Meskipun pemerintah telah memastikan menunda pembahasan RUU HIP, Sekjen Majelis Ulama Indonesia (MUI) Anwar Abbas meminta pemerintah dan DPR dapat mendengarkan suara rakyat terkait RUU HIP yang menjadi kontroversi di masyarakat.
“Jangan memaksakan sesuatu yang rakyat tidak mau menerimanya. Apalagi RUU HIP ini benar-benar akan membuat ideologi bangsa yaitu Pancasila akan tersudut di negerinya sendiri,” kata Anwar melalui pesan singkat kepada Okezone di Jakarta, Kamis (16/7/2020).
Sebagaimana diketahui, MUI telah menyatakan sikap menolak semua isi dari RUU HIP ini.
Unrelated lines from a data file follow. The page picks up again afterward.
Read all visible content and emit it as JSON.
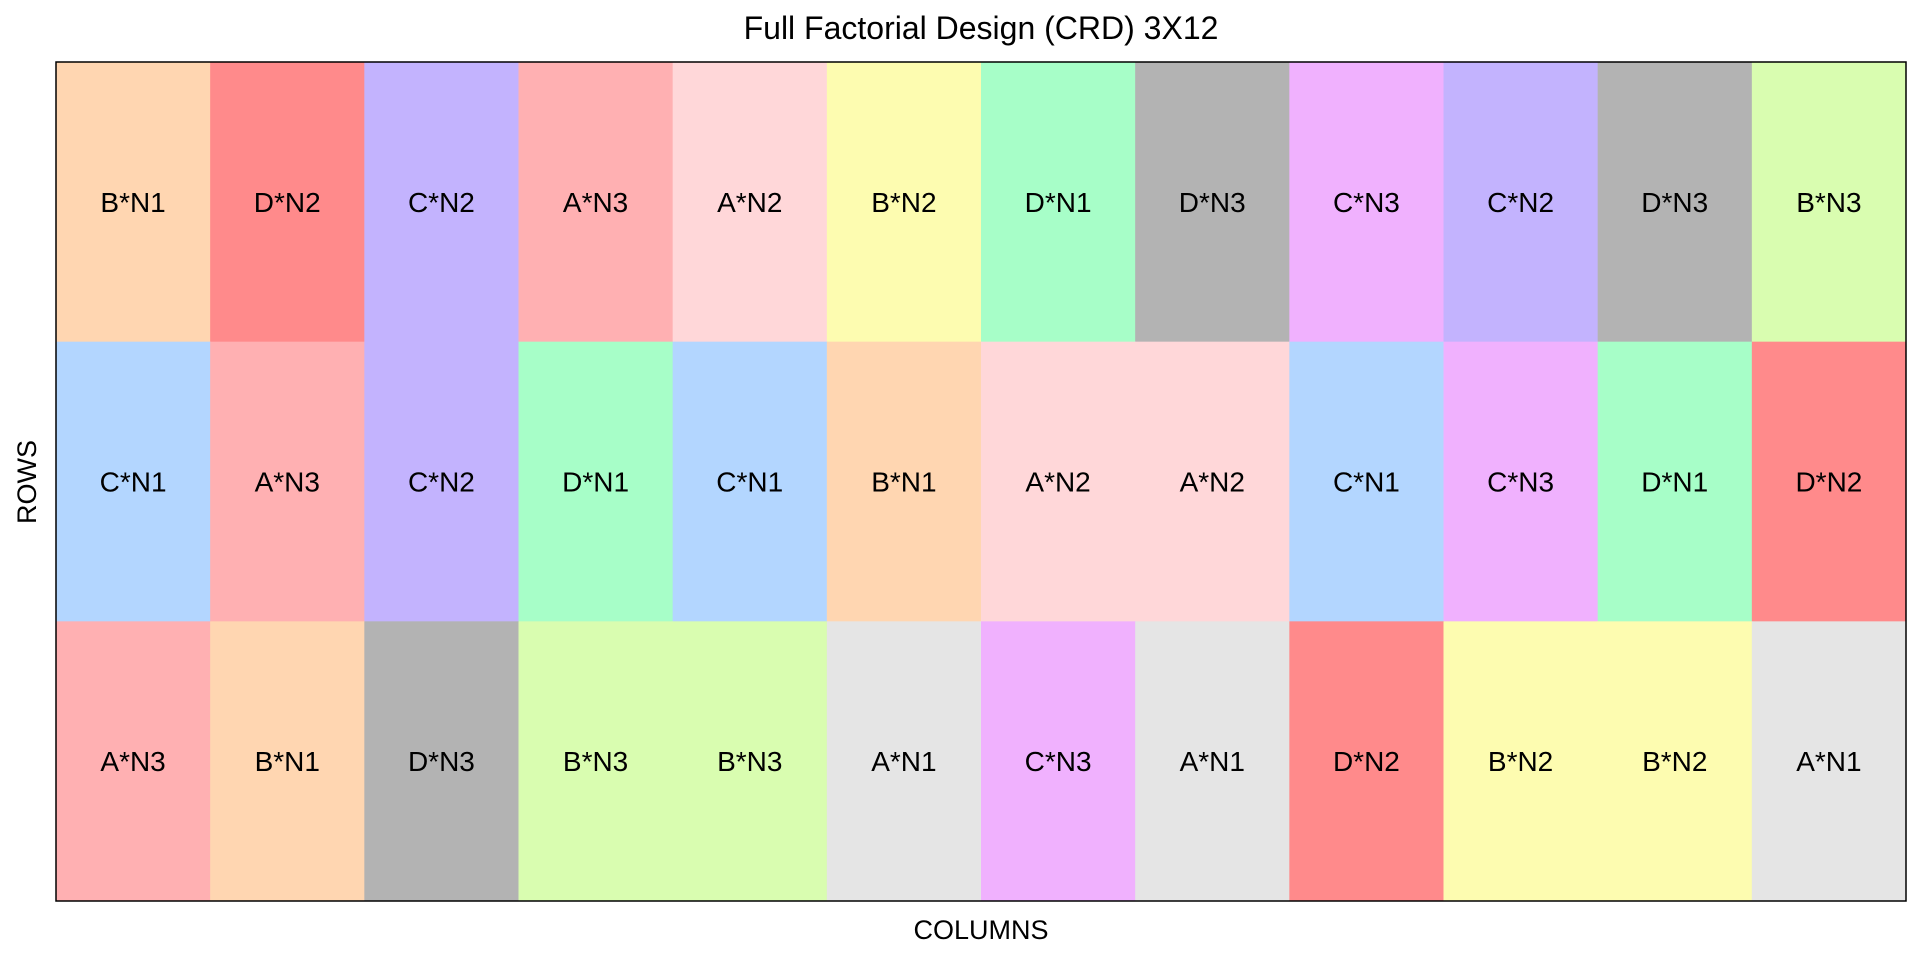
{
  "chart_data": {
    "type": "heatmap",
    "title": "Full Factorial Design (CRD) 3X12",
    "xlabel": "COLUMNS",
    "ylabel": "ROWS",
    "n_rows": 3,
    "n_cols": 12,
    "rows": [
      [
        "B*N1",
        "D*N2",
        "C*N2",
        "A*N3",
        "A*N2",
        "B*N2",
        "D*N1",
        "D*N3",
        "C*N3",
        "C*N2",
        "D*N3",
        "B*N3"
      ],
      [
        "C*N1",
        "A*N3",
        "C*N2",
        "D*N1",
        "C*N1",
        "B*N1",
        "A*N2",
        "A*N2",
        "C*N1",
        "C*N3",
        "D*N1",
        "D*N2"
      ],
      [
        "A*N3",
        "B*N1",
        "D*N3",
        "B*N3",
        "B*N3",
        "A*N1",
        "C*N3",
        "A*N1",
        "D*N2",
        "B*N2",
        "B*N2",
        "A*N1"
      ]
    ],
    "treatment_colors": {
      "A*N1": "#e5e5e5",
      "A*N2": "#ffd7d9",
      "A*N3": "#ffb0b2",
      "B*N1": "#ffd6b1",
      "B*N2": "#fdfcb0",
      "B*N3": "#d9fdb0",
      "C*N1": "#b3d6ff",
      "C*N2": "#c3b3fe",
      "C*N3": "#f0b1fe",
      "D*N1": "#a7fec8",
      "D*N2": "#ff8a8b",
      "D*N3": "#b3b3b3"
    },
    "grid": false,
    "legend": "none"
  }
}
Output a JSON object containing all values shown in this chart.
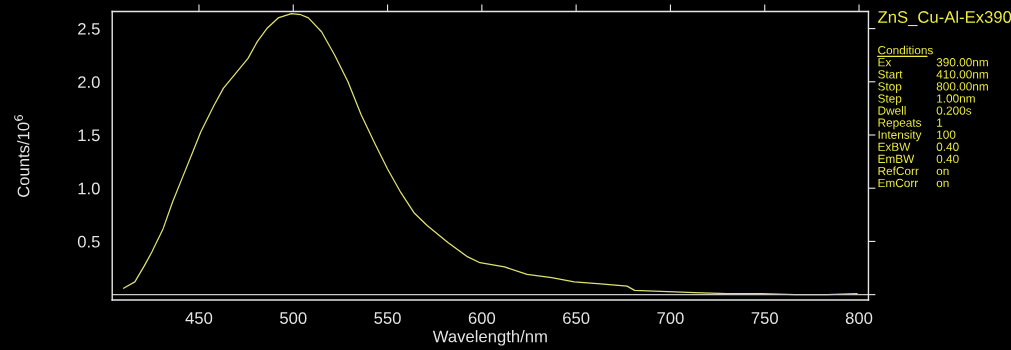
{
  "chart_data": {
    "type": "line",
    "title": "ZnS_Cu-Al-Ex390",
    "xlabel": "Wavelength/nm",
    "ylabel": "Counts/10$^{6}$",
    "annotations": [
      "Conditions",
      "Ex 390.00nm",
      "Start 410.00nm",
      "Stop 800.00nm",
      "Step 1.00nm",
      "Dwell 0.200s",
      "Repeats 1",
      "Intensity 100",
      "ExBW 0.40",
      "EmBW 0.40",
      "RefCorr on",
      "EmCorr on"
    ],
    "series": [
      {
        "color": "#e0e070",
        "x": [
          410,
          416,
          421,
          425,
          431,
          436,
          441,
          446,
          451,
          458,
          463,
          470,
          476,
          481,
          486,
          492,
          499,
          504,
          508,
          515,
          522,
          529,
          536,
          543,
          550,
          557,
          564,
          571,
          582,
          592,
          599,
          612,
          624,
          637,
          649,
          663,
          677,
          681,
          695,
          713,
          730,
          748,
          766,
          783,
          799
        ],
        "values": [
          0.06,
          0.12,
          0.27,
          0.4,
          0.62,
          0.87,
          1.09,
          1.31,
          1.53,
          1.78,
          1.94,
          2.09,
          2.22,
          2.38,
          2.5,
          2.6,
          2.64,
          2.63,
          2.6,
          2.47,
          2.25,
          2.0,
          1.69,
          1.43,
          1.18,
          0.96,
          0.77,
          0.65,
          0.49,
          0.36,
          0.3,
          0.26,
          0.19,
          0.16,
          0.12,
          0.1,
          0.08,
          0.04,
          0.03,
          0.02,
          0.01,
          0.01,
          0.0,
          0.0,
          0.01
        ]
      }
    ],
    "xlim": [
      404,
      805
    ],
    "ylim": [
      -0.05,
      2.66
    ],
    "xticks": [
      450,
      500,
      550,
      600,
      650,
      700,
      750,
      800
    ],
    "yticks": [
      {
        "value": 0,
        "label": null
      },
      0.5,
      {
        "value": 1,
        "label": "1.0"
      },
      1.5,
      {
        "value": 2,
        "label": "2.0"
      },
      2.5
    ],
    "ref_lines": [
      {
        "axis": "y",
        "value": 0,
        "color": "#c8c8c8"
      }
    ],
    "grid": false,
    "legend": false,
    "marker": "none",
    "line_style": "solid"
  }
}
Menurut Anwar, demi kebaikan dan semakin kuatnya Pancasila sebagai falsafah dan ideologi bangsa, sebaiknya RUU HIP dicabut serta tidak dibahas kembali.
“Untuk itu bagi kebaikan dan bagi semakin kuatnya pancasila sebagai falsafah dan ideologi bangsa. Maka DPR dan pemerintah supaya mencabut RUU HIP. Kalau tidak, tentu negeri ini akan terseret kepada situasi yang tidak menguntungkan bagi kemajuan bangsa dan negara ini,” tuturnya.